В тот вечер мы впервые заночевали у Шарля в столовой. Я буквально валился с ног от усталости, но мне пришлось засыпать с тяжестью на груди: во-первых, на меня давила голова братишки, который со времени разлуки с родителями завел противную привычку спать тесно приткнувшись ко мне; во-вторых, я ощущал увесистый револьвер с барабаном, засунутый в левый нагрудный карман куртки. И, хотя сейчас он пока не был заряжен, я даже во сне боялся, как бы не продырявить голову моему младшему брату.
Когда все уснули, я тихонько встал и на цыпочках вышел в сад за домом. Шарль держал там собаку спаниеля, доброго и ужасно глупого.
Я вспоминаю этого пса, потому что в ту ночь мне ужасно хотелось погладить его мохнатую голову. Присев на стул под натянутой бельевой веревкой, я взглянул в небо и вытащил из кармана свой «пугач». Пес подошел и обнюхал ствол, а я гладил его по голове, приговаривая, что он единственное существо, которому я даю понюхать мое оружие. Я говорил так потому, что в тот момент мне очень нужно было почувствовать уверенность в своих силах.
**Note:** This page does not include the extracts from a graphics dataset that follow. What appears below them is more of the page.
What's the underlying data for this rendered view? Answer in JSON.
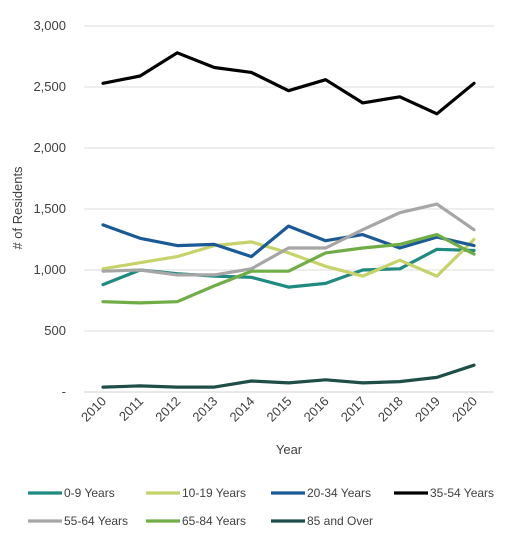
{
  "chart_data": {
    "type": "line",
    "title": "",
    "xlabel": "Year",
    "ylabel": "# of Residents",
    "x": [
      "2010",
      "2011",
      "2012",
      "2013",
      "2014",
      "2015",
      "2016",
      "2017",
      "2018",
      "2019",
      "2020"
    ],
    "ylim": [
      0,
      3000
    ],
    "yticks": [
      0,
      500,
      1000,
      1500,
      2000,
      2500,
      3000
    ],
    "ytick_labels": [
      "-",
      "500",
      "1,000",
      "1,500",
      "2,000",
      "2,500",
      "3,000"
    ],
    "grid": true,
    "legend_position": "bottom",
    "series": [
      {
        "name": "0-9 Years",
        "color": "#1f8a80",
        "values": [
          880,
          1000,
          970,
          950,
          940,
          860,
          890,
          1000,
          1010,
          1170,
          1160
        ]
      },
      {
        "name": "10-19 Years",
        "color": "#c6d26a",
        "values": [
          1010,
          1060,
          1110,
          1200,
          1230,
          1140,
          1030,
          950,
          1080,
          950,
          1250
        ]
      },
      {
        "name": "20-34 Years",
        "color": "#1a5a96",
        "values": [
          1370,
          1260,
          1200,
          1210,
          1110,
          1360,
          1240,
          1290,
          1180,
          1270,
          1200
        ]
      },
      {
        "name": "35-54 Years",
        "color": "#000000",
        "values": [
          2530,
          2590,
          2780,
          2660,
          2620,
          2470,
          2560,
          2370,
          2420,
          2280,
          2530
        ]
      },
      {
        "name": "55-64 Years",
        "color": "#a6a6a6",
        "values": [
          990,
          1000,
          960,
          960,
          1010,
          1180,
          1180,
          1330,
          1470,
          1540,
          1330
        ]
      },
      {
        "name": "65-84 Years",
        "color": "#70ad47",
        "values": [
          740,
          730,
          740,
          870,
          990,
          990,
          1140,
          1180,
          1210,
          1290,
          1130
        ]
      },
      {
        "name": "85 and Over",
        "color": "#1f4e49",
        "values": [
          40,
          50,
          40,
          40,
          90,
          75,
          100,
          75,
          85,
          120,
          220
        ]
      }
    ]
  }
}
В конце минувшего дня, украв пару велосипедов, я вступил в ряды Сопротивления и только теперь, ночью, слыша простуженное сопение своего братишки, наконец поверил в то, что это произошло. Я превратился в Жанно из бригады Марселя Лангера; в течение многих последующих месяцев я взрывал поезда и опоры электропередач, выводил из строя моторы и крылья самолетов.
Я был членом группы, которой удалось немыслимое – сбивать немецкие бомбардировщики… с велосипеда.
4
Нас разбудил Борис. Еще только начинает светать, голодные спазмы терзают желудок, но я не должен обращать на это внимание, сегодня мы завтракать не будем. И потом, на меня возложена важная миссия. Сильно подозреваю, что у меня крутит кишки больше от страха, чем от голода. Борис садится к столу, Шарль уже за работой: красный велосипед преображается прямо на глазах, он уже лишился своих кожаных наконечников на руле, теперь их сменили другие, непарные – один красный, другой синий. Что ж, как ни жаль раскурочивать эту элегантную машину, я уступаю доводам разума: главное, чтобы краденые велосипеды никто не признал. Пока Шарль проверяет переключатель скоростей, Борис знаком подзывает меня к себе.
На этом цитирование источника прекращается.